Smartphone users spent 89% of the time spend on media through a mobile app in Q4 2013, but women spent nearly an hour-and-a-half more -- 30 hours and 58 minutes -- compared with men at 29 hours and 32 minutes, per Nielsen research released Wednesday.
Companies continue to push consumers to mobile apps. It's easier to track behavior, serve ads, and retarget across platforms from mobile to desktop,
but it's not always easy to sway consumers to give up the home page real estate. News organizations are notorious for directing readers to mobile apps through Twitter links, rather than them their
mobile Web site. Yahoo this week began testing advertisements in apps to promote targeted messages that tie in with search.
The U.S. mobile ad market rose 122% in 2013 to $9.69
billion, according to eMarketer. It should grow another 83% in 2014 to $17.73 billion, when mobile advertising will account for 35.4% of digital ad spending in the U.S.
The divide between mobile app and Web site use for men and women continues to widen among tablet users. Women spent more than five additional hours using mobile apps on their tablets, compared with men in Q4 2013, and more than two hours more on the mobile Web.

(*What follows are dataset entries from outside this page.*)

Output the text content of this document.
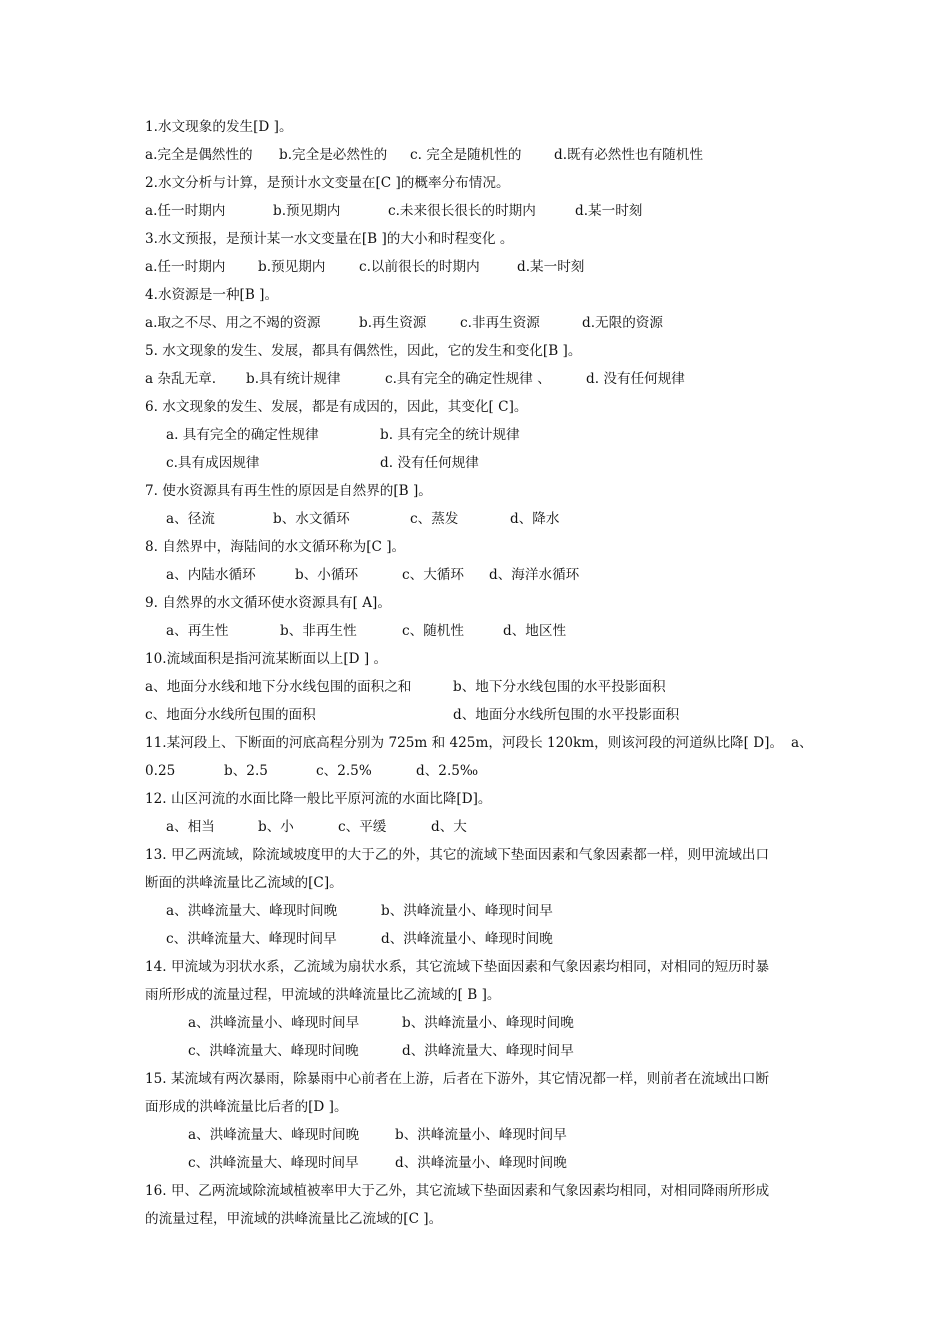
1.水文现象的发生[D ]。
a.完全是偶然性的 b.完全是必然性的 c. 完全是随机性的 d.既有必然性也有随机性
2.水文分析与计算，是预计水文变量在[C ]的概率分布情况。
a.任一时期内	b.预见期内	c.未来很长很长的时期内	d.某一时刻
3.水文预报，是预计某一水文变量在[B ]的大小和时程变化 。
a.任一时期内 b.预见期内 c.以前很长的时期内	d.某一时刻
4.水资源是一种[B ]。
a.取之不尽、用之不竭的资源	b.再生资源 c.非再生资源	d.无限的资源
5. 水文现象的发生、发展，都具有偶然性，因此，它的发生和变化[B ]。
a 杂乱无章. b.具有统计规律	c.具有完全的确定性规律 、	d. 没有任何规律
6. 水文现象的发生、发展，都是有成因的，因此，其变化[ C]。
a. 具有完全的确定性规律	b. 具有完全的统计规律
c.具有成因规律	d. 没有任何规律
7. 使水资源具有再生性的原因是自然界的[B ]。
a、径流	b、水文循环	c、蒸发	d、降水
8. 自然界中，海陆间的水文循环称为[C ]。
a、内陆水循环	b、小循环	c、大循环 d、海洋水循环
9. 自然界的水文循环使水资源具有[ A]。
a、再生性	b、非再生性	c、随机性	d、地区性
10.流域面积是指河流某断面以上[D ] 。
a、地面分水线和地下分水线包围的面积之和	b、地下分水线包围的水平投影面积
c、地面分水线所包围的面积	d、地面分水线所包围的水平投影面积
11.某河段上、下断面的河底高程分别为 725m 和 425m，河段长 120km，则该河段的河道纵比降[ D]。 a、
0.25	b、2.5	c、2.5%	d、2.5‰
12. 山区河流的水面比降一般比平原河流的水面比降[D]。
a、相当	b、小	c、平缓	d、大
13. 甲乙两流域，除流域坡度甲的大于乙的外，其它的流域下垫面因素和气象因素都一样，则甲流域出口
断面的洪峰流量比乙流域的[C]。
a、洪峰流量大、峰现时间晚	b、洪峰流量小、峰现时间早
c、洪峰流量大、峰现时间早	d、洪峰流量小、峰现时间晚
14. 甲流域为羽状水系，乙流域为扇状水系，其它流域下垫面因素和气象因素均相同，对相同的短历时暴
雨所形成的流量过程，甲流域的洪峰流量比乙流域的[ B ]。
a、洪峰流量小、峰现时间早	b、洪峰流量小、峰现时间晚
c、洪峰流量大、峰现时间晚	d、洪峰流量大、峰现时间早
15. 某流域有两次暴雨，除暴雨中心前者在上游，后者在下游外，其它情况都一样，则前者在流域出口断
面形成的洪峰流量比后者的[D ]。
a、洪峰流量大、峰现时间晚	b、洪峰流量小、峰现时间早
c、洪峰流量大、峰现时间早	d、洪峰流量小、峰现时间晚
16. 甲、乙两流域除流域植被率甲大于乙外，其它流域下垫面因素和气象因素均相同，对相同降雨所形成
的流量过程，甲流域的洪峰流量比乙流域的[C ]。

Overall, the Q4 2013 Cross-Platform report found that the average American consumes nearly 60 hours of content weekly across different platforms like television, radio, online and mobile. Analyzing cross-device use, Nielsen's Q4 2013 Cross-Platform Report migrates the reporting of mobile use and mobile video use from survey-based insights to metered data through electronic mobile measurement. The average American adult logged an average of more than five hours per day watching live TV.
For online retail properties, the mobile app can serve as a hub on the home page of the mobile device -- a reminder of the company like a billboard or a street sign, but comScore thinks differently when it comes to traditional multichannel retailers.
In September 2013, comScore released stats on app vs. mobile Web use. Consumers use Apple's apps 99% of the time, compared with 1% on the Web. Amazon followed with 77% for mobile app vs. 23% for the mobile Web site; and eBay at 65% accesses the app vs. 35% on the Web site.
Most people will only download their favorite retail apps -- between one and three -- and then use their Web browser if they ever need to shop online somewhere else, per comScore.
When it comes to mobile, comScore believes multichannel retailers may be at a mindshare disadvantage when they are not front-and-center on the mobile device screen at the moment the consumer wants to shop on the mobile device. Those without a mobile app are forced to rely on mobile Web sites, which may not be optimized to the shopping and check-out experience.